Maybe they're teaching a better psych curriculum.  I remember when I was in school--psych class and clinicals were not enough to convince me to run for the cookies.  Although I was intrigued enough to look when a psych opportunity came my way...but as longtime readers may recall, it wasn't my first choice.  They must have improved something because the students/new grads I talk to are more enthusiastic about what they learned in school.  One of the leaders of my local APNA chapter stated that she's getting a lot more students in her class (psych, naturally) who are showing a greater interest in the specialty.

Or maybe it's because that new grads are finally realizing that not all of them are going to be starting off in a med-surg floor...AND it's OK if they don't.  Perhaps all of the med-surg and hospital horror stories got to them.
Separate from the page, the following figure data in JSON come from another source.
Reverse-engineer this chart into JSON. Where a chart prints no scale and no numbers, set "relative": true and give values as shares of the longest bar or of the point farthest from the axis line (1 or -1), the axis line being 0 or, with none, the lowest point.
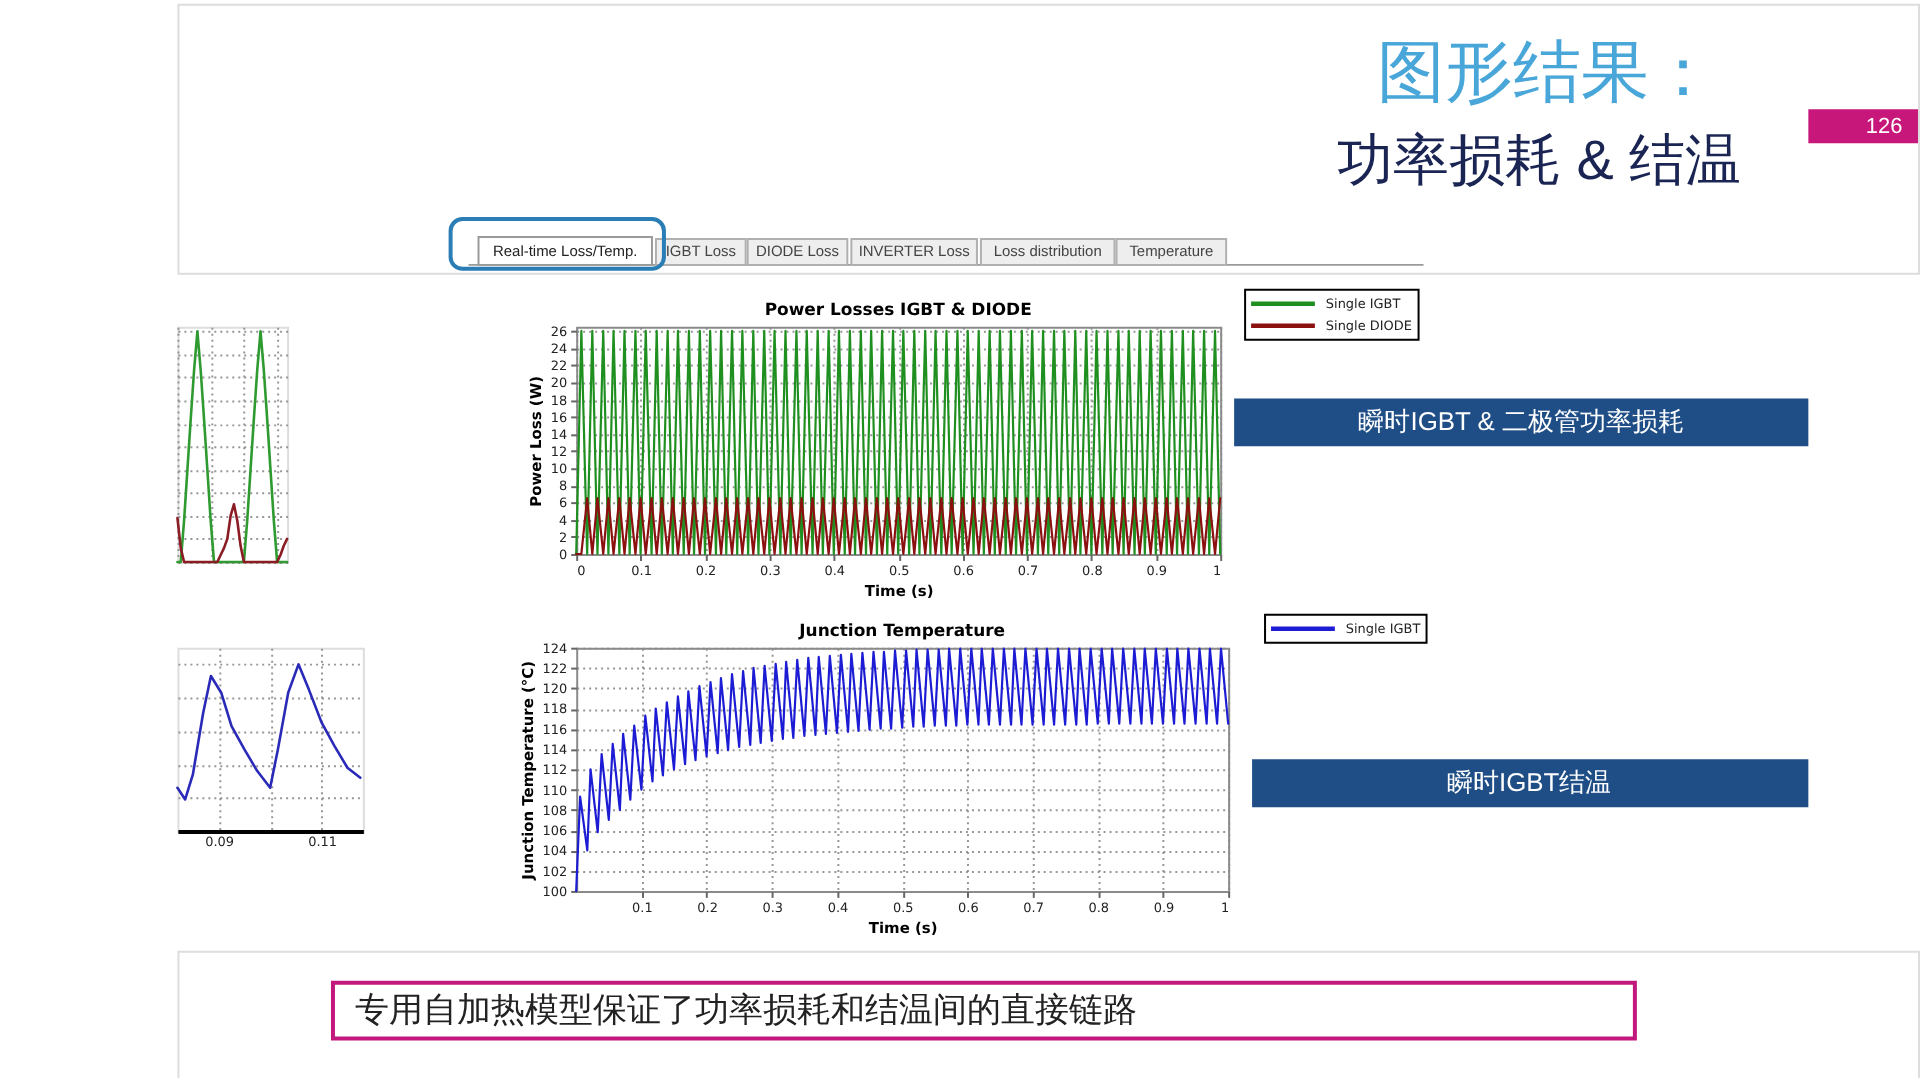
{
  "chart_data": [
    {
      "type": "other",
      "title": "图形结果：",
      "subtitle": "功率损耗 & 结温",
      "annotations": [
        "126",
        "Real-time Loss/Temp.",
        "IGBT Loss",
        "DIODE Loss",
        "INVERTER Loss",
        "Loss distribution",
        "Temperature"
      ]
    },
    {
      "type": "line",
      "relative": true,
      "grid": true,
      "tick_labels": false,
      "categories": [
        null,
        null,
        null,
        null,
        null,
        null,
        null,
        null,
        null,
        null,
        null,
        null,
        null,
        null,
        null,
        null,
        null,
        null,
        null,
        null,
        null,
        null,
        null,
        null,
        null,
        null,
        null,
        null,
        null,
        null,
        null,
        null,
        null,
        null
      ],
      "series": [
        {
          "color": "#2f9a2f",
          "values": [
            0,
            0,
            0.18,
            0.4,
            0.62,
            0.83,
            1,
            0.83,
            0.62,
            0.4,
            0.18,
            0,
            0,
            0,
            0,
            0,
            0,
            0,
            0,
            0,
            0,
            0.18,
            0.4,
            0.62,
            0.83,
            1,
            0.83,
            0.62,
            0.4,
            0.18,
            0,
            0,
            0,
            0
          ]
        },
        {
          "color": "#8b1c24",
          "values": [
            0.19,
            0.06,
            0,
            0,
            0,
            0,
            0,
            0,
            0,
            0,
            0,
            0,
            0,
            0.03,
            0.06,
            0.1,
            0.2,
            0.25,
            0.18,
            0.07,
            0,
            0,
            0,
            0,
            0,
            0,
            0,
            0,
            0,
            0,
            0,
            0.03,
            0.07,
            0.1
          ]
        }
      ]
    },
    {
      "type": "line",
      "relative": true,
      "grid": true,
      "tick_labels": "x",
      "xlim": [
        0.082,
        0.118
      ],
      "xticks": [
        0.09,
        {
          "value": 0.1,
          "label": null
        },
        0.11
      ],
      "x": [
        0.082,
        0.0835,
        0.085,
        0.087,
        0.0885,
        0.0905,
        0.0925,
        0.095,
        0.0975,
        0.1,
        0.1015,
        0.1035,
        0.1055,
        0.1075,
        0.11,
        0.1125,
        0.115,
        0.1175
      ],
      "series": [
        {
          "color": "#2a2ab8",
          "values": [
            0.26,
            0.19,
            0.34,
            0.71,
            0.93,
            0.83,
            0.63,
            0.49,
            0.36,
            0.26,
            0.49,
            0.83,
            1,
            0.85,
            0.65,
            0.51,
            0.38,
            0.32
          ]
        }
      ]
    },
    {
      "type": "line",
      "title": "Power Losses IGBT & DIODE",
      "xlabel": "Time (s)",
      "ylabel": "Power Loss (W)",
      "xlim": [
        0,
        1
      ],
      "xticks": [
        0,
        0.1,
        0.2,
        0.3,
        0.4,
        0.5,
        0.6,
        0.7,
        0.8,
        0.9,
        1
      ],
      "ylim": [
        0,
        26.5
      ],
      "yticks": [
        0,
        2,
        4,
        6,
        8,
        10,
        12,
        14,
        16,
        18,
        20,
        22,
        24,
        26
      ],
      "grid": true,
      "legend": "top right",
      "annotations": [
        "瞬时IGBT & 二极管功率损耗"
      ],
      "x": [
        0,
        0.008,
        0.017,
        0.025,
        0.033,
        0.042,
        0.05,
        0.058,
        0.067,
        0.075,
        0.083,
        0.092,
        0.1,
        0.108,
        0.117,
        0.125,
        0.133,
        0.142,
        0.15,
        0.158,
        0.167,
        0.175,
        0.183,
        0.192,
        0.2,
        0.208,
        0.217,
        0.225,
        0.233,
        0.242,
        0.25,
        0.258,
        0.267,
        0.275,
        0.283,
        0.292,
        0.3,
        0.308,
        0.317,
        0.325,
        0.333,
        0.342,
        0.35,
        0.358,
        0.367,
        0.375,
        0.383,
        0.392,
        0.4,
        0.408,
        0.417,
        0.425,
        0.433,
        0.442,
        0.45,
        0.458,
        0.467,
        0.475,
        0.483,
        0.492,
        0.5,
        0.508,
        0.517,
        0.525,
        0.533,
        0.542,
        0.55,
        0.558,
        0.567,
        0.575,
        0.583,
        0.592,
        0.6,
        0.608,
        0.617,
        0.625,
        0.633,
        0.642,
        0.65,
        0.658,
        0.667,
        0.675,
        0.683,
        0.692,
        0.7,
        0.708,
        0.717,
        0.725,
        0.733,
        0.742,
        0.75,
        0.758,
        0.767,
        0.775,
        0.783,
        0.792,
        0.8,
        0.808,
        0.817,
        0.825,
        0.833,
        0.842,
        0.85,
        0.858,
        0.867,
        0.875,
        0.883,
        0.892,
        0.9,
        0.908,
        0.917,
        0.925,
        0.933,
        0.942,
        0.95,
        0.958,
        0.967,
        0.975,
        0.983,
        0.992,
        1
      ],
      "series": [
        {
          "name": "Single IGBT",
          "color": "#1f8f1f",
          "values": [
            0,
            26,
            0,
            26,
            0,
            26,
            0,
            26,
            0,
            26,
            0,
            26,
            0,
            26,
            0,
            26,
            0,
            26,
            0,
            26,
            0,
            26,
            0,
            26,
            0,
            26,
            0,
            26,
            0,
            26,
            0,
            26,
            0,
            26,
            0,
            26,
            0,
            26,
            0,
            26,
            0,
            26,
            0,
            26,
            0,
            26,
            0,
            26,
            0,
            26,
            0,
            26,
            0,
            26,
            0,
            26,
            0,
            26,
            0,
            26,
            0,
            26,
            0,
            26,
            0,
            26,
            0,
            26,
            0,
            26,
            0,
            26,
            0,
            26,
            0,
            26,
            0,
            26,
            0,
            26,
            0,
            26,
            0,
            26,
            0,
            26,
            0,
            26,
            0,
            26,
            0,
            26,
            0,
            26,
            0,
            26,
            0,
            26,
            0,
            26,
            0,
            26,
            0,
            26,
            0,
            26,
            0,
            26,
            0,
            26,
            0,
            26,
            0,
            26,
            0,
            26,
            0,
            26,
            0,
            26,
            0
          ]
        },
        {
          "name": "Single DIODE",
          "color": "#8b1010",
          "values": [
            0,
            0,
            6.5,
            0,
            6.5,
            0,
            6.5,
            0,
            6.5,
            0,
            6.5,
            0,
            6.5,
            0,
            6.5,
            0,
            6.5,
            0,
            6.5,
            0,
            6.5,
            0,
            6.5,
            0,
            6.5,
            0,
            6.5,
            0,
            6.5,
            0,
            6.5,
            0,
            6.5,
            0,
            6.5,
            0,
            6.5,
            0,
            6.5,
            0,
            6.5,
            0,
            6.5,
            0,
            6.5,
            0,
            6.5,
            0,
            6.5,
            0,
            6.5,
            0,
            6.5,
            0,
            6.5,
            0,
            6.5,
            0,
            6.5,
            0,
            6.5,
            0,
            6.5,
            0,
            6.5,
            0,
            6.5,
            0,
            6.5,
            0,
            6.5,
            0,
            6.5,
            0,
            6.5,
            0,
            6.5,
            0,
            6.5,
            0,
            6.5,
            0,
            6.5,
            0,
            6.5,
            0,
            6.5,
            0,
            6.5,
            0,
            6.5,
            0,
            6.5,
            0,
            6.5,
            0,
            6.5,
            0,
            6.5,
            0,
            6.5,
            0,
            6.5,
            0,
            6.5,
            0,
            6.5,
            0,
            6.5,
            0,
            6.5,
            0,
            6.5,
            0,
            6.5,
            0,
            6.5,
            0,
            6.5,
            0,
            6.5
          ]
        }
      ]
    },
    {
      "type": "line",
      "title": "Junction Temperature",
      "xlabel": "Time (s)",
      "ylabel": "Junction Temperature (°C)",
      "xlim": [
        0,
        1
      ],
      "xticks": [
        0.1,
        0.2,
        0.3,
        0.4,
        0.5,
        0.6,
        0.7,
        0.8,
        0.9,
        1
      ],
      "ylim": [
        100,
        124
      ],
      "yticks": [
        100,
        102,
        104,
        106,
        108,
        110,
        112,
        114,
        116,
        118,
        120,
        122,
        124
      ],
      "grid": true,
      "legend": "top right",
      "annotations": [
        "瞬时IGBT结温"
      ],
      "x": [
        0,
        0.006,
        0.017,
        0.022,
        0.033,
        0.039,
        0.05,
        0.056,
        0.067,
        0.072,
        0.083,
        0.089,
        0.1,
        0.106,
        0.117,
        0.122,
        0.133,
        0.139,
        0.15,
        0.156,
        0.167,
        0.172,
        0.183,
        0.189,
        0.2,
        0.206,
        0.217,
        0.222,
        0.233,
        0.239,
        0.25,
        0.256,
        0.267,
        0.272,
        0.283,
        0.289,
        0.3,
        0.306,
        0.317,
        0.322,
        0.333,
        0.339,
        0.35,
        0.356,
        0.367,
        0.372,
        0.383,
        0.389,
        0.4,
        0.406,
        0.417,
        0.422,
        0.433,
        0.439,
        0.45,
        0.456,
        0.467,
        0.472,
        0.483,
        0.489,
        0.5,
        0.506,
        0.517,
        0.522,
        0.533,
        0.539,
        0.55,
        0.556,
        0.567,
        0.572,
        0.583,
        0.589,
        0.6,
        0.606,
        0.617,
        0.622,
        0.633,
        0.639,
        0.65,
        0.656,
        0.667,
        0.672,
        0.683,
        0.689,
        0.7,
        0.706,
        0.717,
        0.722,
        0.733,
        0.739,
        0.75,
        0.756,
        0.767,
        0.772,
        0.783,
        0.789,
        0.8,
        0.806,
        0.817,
        0.822,
        0.833,
        0.839,
        0.85,
        0.856,
        0.867,
        0.872,
        0.883,
        0.889,
        0.9,
        0.906,
        0.917,
        0.922,
        0.933,
        0.939,
        0.95,
        0.956,
        0.967,
        0.972,
        0.983,
        0.989,
        1
      ],
      "series": [
        {
          "name": "Single IGBT",
          "color": "#1c1cd4",
          "values": [
            100,
            109.3,
            104,
            112,
            105.8,
            113.5,
            107,
            114.5,
            108,
            115.5,
            109,
            116.3,
            110,
            117.3,
            110.8,
            118,
            111.4,
            118.6,
            112,
            119.2,
            112.5,
            119.7,
            112.9,
            120.2,
            113.3,
            120.6,
            113.6,
            121,
            113.9,
            121.4,
            114.2,
            121.7,
            114.4,
            122,
            114.6,
            122.2,
            114.8,
            122.4,
            115,
            122.6,
            115.1,
            122.8,
            115.3,
            123,
            115.4,
            123.1,
            115.5,
            123.2,
            115.6,
            123.3,
            115.7,
            123.4,
            115.8,
            123.5,
            115.9,
            123.6,
            116,
            123.6,
            116,
            123.7,
            116.1,
            123.7,
            116.2,
            123.8,
            116.2,
            123.8,
            116.3,
            123.8,
            116.3,
            123.9,
            116.3,
            123.9,
            116.4,
            123.9,
            116.4,
            123.9,
            116.4,
            123.9,
            116.4,
            123.9,
            116.4,
            123.9,
            116.4,
            123.9,
            116.4,
            123.9,
            116.4,
            123.9,
            116.4,
            123.9,
            116.4,
            123.9,
            116.4,
            123.9,
            116.4,
            123.9,
            116.5,
            123.9,
            116.5,
            123.9,
            116.5,
            123.9,
            116.5,
            123.9,
            116.5,
            123.9,
            116.5,
            123.9,
            116.5,
            123.9,
            116.5,
            123.9,
            116.5,
            123.9,
            116.5,
            123.9,
            116.5,
            123.9,
            116.5,
            123.9,
            116.5
          ]
        }
      ]
    },
    {
      "type": "other",
      "annotations": [
        "专用自加热模型保证了功率损耗和结温间的直接链路"
      ]
    }
  ]
}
Personally, I enjoy not being a slave to a call bell and instead telling patients, "the kitchen area is over there, you can get your own juice" and for them to make their own beds.

Maybe they realized that it's not where you work that makes you a real nurse, but passing that *lovely* little test and receiving those two or three letters after your name that makes you a real nurse.  Of course, there are those who continue to think their specialty is "real" nursing while all other specialties aren't.  But in this job market where people can't be too finicky, I see that elitist attitude diminishing, especially in the new grads who are desperate for any nursing job.

Or maybe it's because society is starting to take pysch problems a little more seriously.  Yes, there is still a stigma attached to both mental illness and psych nursing.  But a lot of communities are taking a more open and proactive view towards mental illness because they realize they need to.  In my areas, there are campaigns about mental illness, mental health awareness, and the availability of mental health services.

I tell you, where I live is a great place to be a psych nurse.  Lots of facilities, and quality ones at that.  Better attitudes towards mental illness.  People don't look at you like you're crazy when you tell them you're in psych.  In fact, you get recruited.

Anyhow, whatever the those new grads wanting/considering psych, welcome to the dark side.  We love fresh blood.  And the cookies are really good too!